Вклиниться, ударить локтем, прорваться? Или ждать десять минут, двадцать, час? Униженно терпеть невольный интим, вдыхать чужой пот?

К черту. Институтская привычка – плюнуть на автобус (хотя тогда они ходили нормально) и пешком через проспект, через лес – к метро.

Вывалившаяся из автобуса молодежь навязывает бодрый шаг. Она всегда вот так доезжала из каких-то неведомых общежитий и топала до проспекта, до другого автобуса, добираясь до институтов. Раньше – нефтяных, газовых, авиационных. Теперь – кто их знает. Приезжие. Коренастые, слегка кривоногие. Много азиатских широких лиц, раскосых глаз. Девушки, парни. Гомонят, стреляют глазами. Несколько человек в васильковых рубашках со значками на груди. Батальоны, полки равнодушных безжалостных воинов.
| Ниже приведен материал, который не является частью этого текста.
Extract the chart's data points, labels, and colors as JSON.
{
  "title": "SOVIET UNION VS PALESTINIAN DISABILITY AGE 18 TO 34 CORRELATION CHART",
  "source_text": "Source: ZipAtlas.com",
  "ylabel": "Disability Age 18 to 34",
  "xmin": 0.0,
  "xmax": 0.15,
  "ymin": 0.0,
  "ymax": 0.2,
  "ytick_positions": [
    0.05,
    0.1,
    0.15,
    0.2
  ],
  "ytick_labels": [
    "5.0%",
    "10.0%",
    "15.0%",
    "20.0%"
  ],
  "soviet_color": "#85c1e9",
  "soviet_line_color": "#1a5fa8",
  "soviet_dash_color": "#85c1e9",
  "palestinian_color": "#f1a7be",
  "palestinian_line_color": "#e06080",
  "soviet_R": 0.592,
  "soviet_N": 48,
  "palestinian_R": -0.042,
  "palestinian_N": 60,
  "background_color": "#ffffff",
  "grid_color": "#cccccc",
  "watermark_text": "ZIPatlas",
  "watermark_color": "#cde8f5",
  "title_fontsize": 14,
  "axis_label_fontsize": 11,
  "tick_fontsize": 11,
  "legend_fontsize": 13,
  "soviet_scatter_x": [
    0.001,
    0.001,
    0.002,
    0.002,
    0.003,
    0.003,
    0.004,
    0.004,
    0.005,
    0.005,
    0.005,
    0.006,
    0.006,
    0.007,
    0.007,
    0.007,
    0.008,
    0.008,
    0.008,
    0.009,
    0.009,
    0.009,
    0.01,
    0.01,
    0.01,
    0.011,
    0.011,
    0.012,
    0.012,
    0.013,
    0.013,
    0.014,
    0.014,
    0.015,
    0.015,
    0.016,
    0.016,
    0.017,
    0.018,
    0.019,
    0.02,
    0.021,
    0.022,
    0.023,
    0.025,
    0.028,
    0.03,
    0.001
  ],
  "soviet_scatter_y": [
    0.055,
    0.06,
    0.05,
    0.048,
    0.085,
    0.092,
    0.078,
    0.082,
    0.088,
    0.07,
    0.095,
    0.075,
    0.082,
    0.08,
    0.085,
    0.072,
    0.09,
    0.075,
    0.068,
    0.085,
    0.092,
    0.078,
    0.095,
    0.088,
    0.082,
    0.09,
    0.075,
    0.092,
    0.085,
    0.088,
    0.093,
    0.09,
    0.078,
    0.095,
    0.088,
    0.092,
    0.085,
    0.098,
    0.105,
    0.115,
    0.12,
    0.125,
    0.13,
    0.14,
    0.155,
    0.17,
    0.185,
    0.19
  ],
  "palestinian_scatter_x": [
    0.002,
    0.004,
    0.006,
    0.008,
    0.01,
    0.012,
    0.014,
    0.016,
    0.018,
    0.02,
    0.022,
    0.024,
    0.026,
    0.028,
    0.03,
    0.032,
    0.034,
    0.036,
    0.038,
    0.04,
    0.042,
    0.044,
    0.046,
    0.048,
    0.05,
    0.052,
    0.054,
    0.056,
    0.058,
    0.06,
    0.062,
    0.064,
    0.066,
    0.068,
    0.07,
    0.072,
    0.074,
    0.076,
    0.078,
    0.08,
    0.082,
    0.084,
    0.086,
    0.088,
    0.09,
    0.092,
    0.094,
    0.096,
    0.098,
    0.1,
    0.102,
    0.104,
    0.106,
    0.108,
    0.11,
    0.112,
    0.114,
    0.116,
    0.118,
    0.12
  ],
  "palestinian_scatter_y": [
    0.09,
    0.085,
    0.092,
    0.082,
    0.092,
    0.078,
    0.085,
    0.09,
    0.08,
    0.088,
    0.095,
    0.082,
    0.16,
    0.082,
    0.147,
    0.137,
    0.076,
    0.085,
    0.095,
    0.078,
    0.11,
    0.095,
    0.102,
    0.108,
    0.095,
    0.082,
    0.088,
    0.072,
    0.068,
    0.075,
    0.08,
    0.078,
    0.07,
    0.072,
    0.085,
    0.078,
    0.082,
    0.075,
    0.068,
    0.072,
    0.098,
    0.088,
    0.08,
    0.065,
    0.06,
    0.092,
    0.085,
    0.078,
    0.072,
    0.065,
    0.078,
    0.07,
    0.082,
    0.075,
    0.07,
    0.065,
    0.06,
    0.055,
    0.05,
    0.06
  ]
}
Ну вот, проспект, перекресток. Студентам направо, в центр, нам налево, туда, где по обе стороны проспекта раскинулся лесопарк. Редкие машины то уворачиваются от выбоин, то ныряют в них с разбега или притормозив. Можно пересечь проспект здесь, на светофоре, а можно пройти вдоль него и перебраться на другую сторону где-нибудь посредине лесопарка. Когда-то плотно сбитое стадо машин или неслось, или нетерпеливо готовилось сорваться с места, и решиться вклиниться в него можно было только по молодому глупому удальству. Теперь другое дело. Так что пойдем-ка по «нашей», по левой стороне проспекта, а там и решим, где переходить.